[손해배상(기)] 확정[각공2005.7.10.(23),1101]
The case holding that where an employee of community credit cooperatives issued cash cards at his/her genuine will even if he/she did not comply with the business regulations that require the member to prepare the "application for the issuance of cash cards" and the "cash card receipt" from the member himself/herself when issuing the cash card, the community credit cooperatives have no liability to compensate the member.
The case holding that where employees of community credit cooperatives issue cash cards on the basis of their genuine will even if they did not comply with the business regulations that require the members to prepare the "application for the issuance of cash cards" and the "cash card receipt" from the members when issuing cash cards, the community credit cooperatives do not have any obligation to compensate for damage to the members.
Article 750 of the Civil Act
Plaintiff
Asan Saemaul Bank (Attorney Lee Jae-ho, Counsel for the defendant-appellant)
April 14, 2005
1. The plaintiff's claim is dismissed.
2. Litigation costs shall be borne by the plaintiff.
The defendant shall pay to the plaintiff 27,804,60 won with 20% interest per annum from the next day after the delivery of a copy of the complaint of this case.
1. The plaintiff's assertion
On June 30, 2004, the plaintiff's employee non-party 1 et al. issued a cash card under the name of the plaintiff to the non-party 2 without the plaintiff's permission and added a password to the non-party 2, thereby allowing the non-party 2 to withdraw the sum of KRW 27,804,600 on 49 occasions from the deposit account in the name of the plaintiff during the period from June 30, 2004 to August 8, 2004. Thus, the defendant is obligated to compensate the plaintiff for damages equivalent to the above withdrawn amount.
2. Determination:
According to the statements in Gap evidence 1-2, Eul evidence 1-2, Eul evidence 1-2, Eul evidence 1-2, Eul evidence 1-5, Eul evidence 1-2, and non-party 1's testimony, the non-party 1, etc., who is an employee in charge of the counter of the defendant's credit cooperative, issued the plaintiff's cash card on June 30, 2004. According to the business regulations of the defendant credit cooperative at the time, when issuing cash card to the existing account holder, the non-party 1, etc. shall prepare the "application for cash card issuance" and issue the cash card after obtaining the name and seal of the member's personal seal (or signature) on the "cash card receipt" column, although the above non-party 1, etc. issued the above cash card without going through such procedures, and the non-party 2 (the non-party 4, Sep. 4, 2004)'s total account number was omitted from the plaintiff's bank account under the above non-party 4, and the plaintiff's bank account.
However, it is merely a procedure to ensure the issuance of a cash card based on the genuine will of the member himself/herself, who is the holder of the relevant deposit account, in the business regulations of the Defendant’s Treasury, that the Defendant’s employees who issued the cash card based on the genuine will of the member himself/herself, even if they did not follow the above procedure, it cannot be deemed that the Defendant’s safe bears any liability for damages even if they did not follow the above procedure.
However, when comprehensively considering the purport of the whole argument in the testimony of the witness non-party 1, the plaintiff visited the defendant's safe at around 14:00 on June 30, 2004 and applied for the issuance of a cash card to the above non-party 1, etc.
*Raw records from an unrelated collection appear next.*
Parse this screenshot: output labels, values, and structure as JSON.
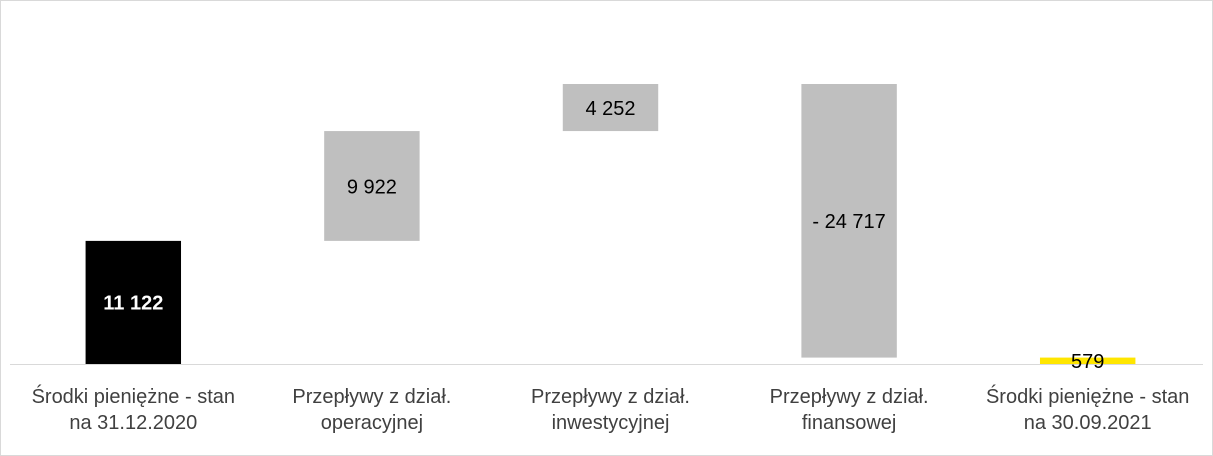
{
  "chart_data": {
    "type": "waterfall",
    "categories": [
      "Środki pieniężne - stan na 31.12.2020",
      "Przepływy z dział. operacyjnej",
      "Przepływy z dział. inwestycyjnej",
      "Przepływy z dział. finansowej",
      "Środki pieniężne - stan na 30.09.2021"
    ],
    "values": [
      11122,
      9922,
      4252,
      -24717,
      579
    ],
    "value_labels": [
      "11 122",
      "9 922",
      "4 252",
      "- 24 717",
      "579"
    ],
    "totals": [
      true,
      false,
      false,
      false,
      true
    ],
    "colors": [
      "#000000",
      "#bfbfbf",
      "#bfbfbf",
      "#bfbfbf",
      "#ffe600"
    ]
  }
}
At that time, it is recognized that the above non-party 1, etc. confirmed the plaintiff himself by resident registration certificate, etc. and issued the above cash card directly to the plaintiff himself. Thus, the plaintiff's assertion on the premise that the above non-party 1, etc. issued the cash card in the name of the plaintiff to the non-party 2 at his own discretion without the plaintiff's permission is without any reason without any further review (the statement in the evidence No. No. 3, the plaintiff borrowed money to the non-party 2, and received 16,272,000 won from the Kimjin-hee on June 30, 2004 to the above deposit account. In light of this, the plaintiff seems to permit the use of the above cash card after having been directly issued.
3. Conclusion
Thus, the plaintiff's claim of this case is dismissed as it is without merit.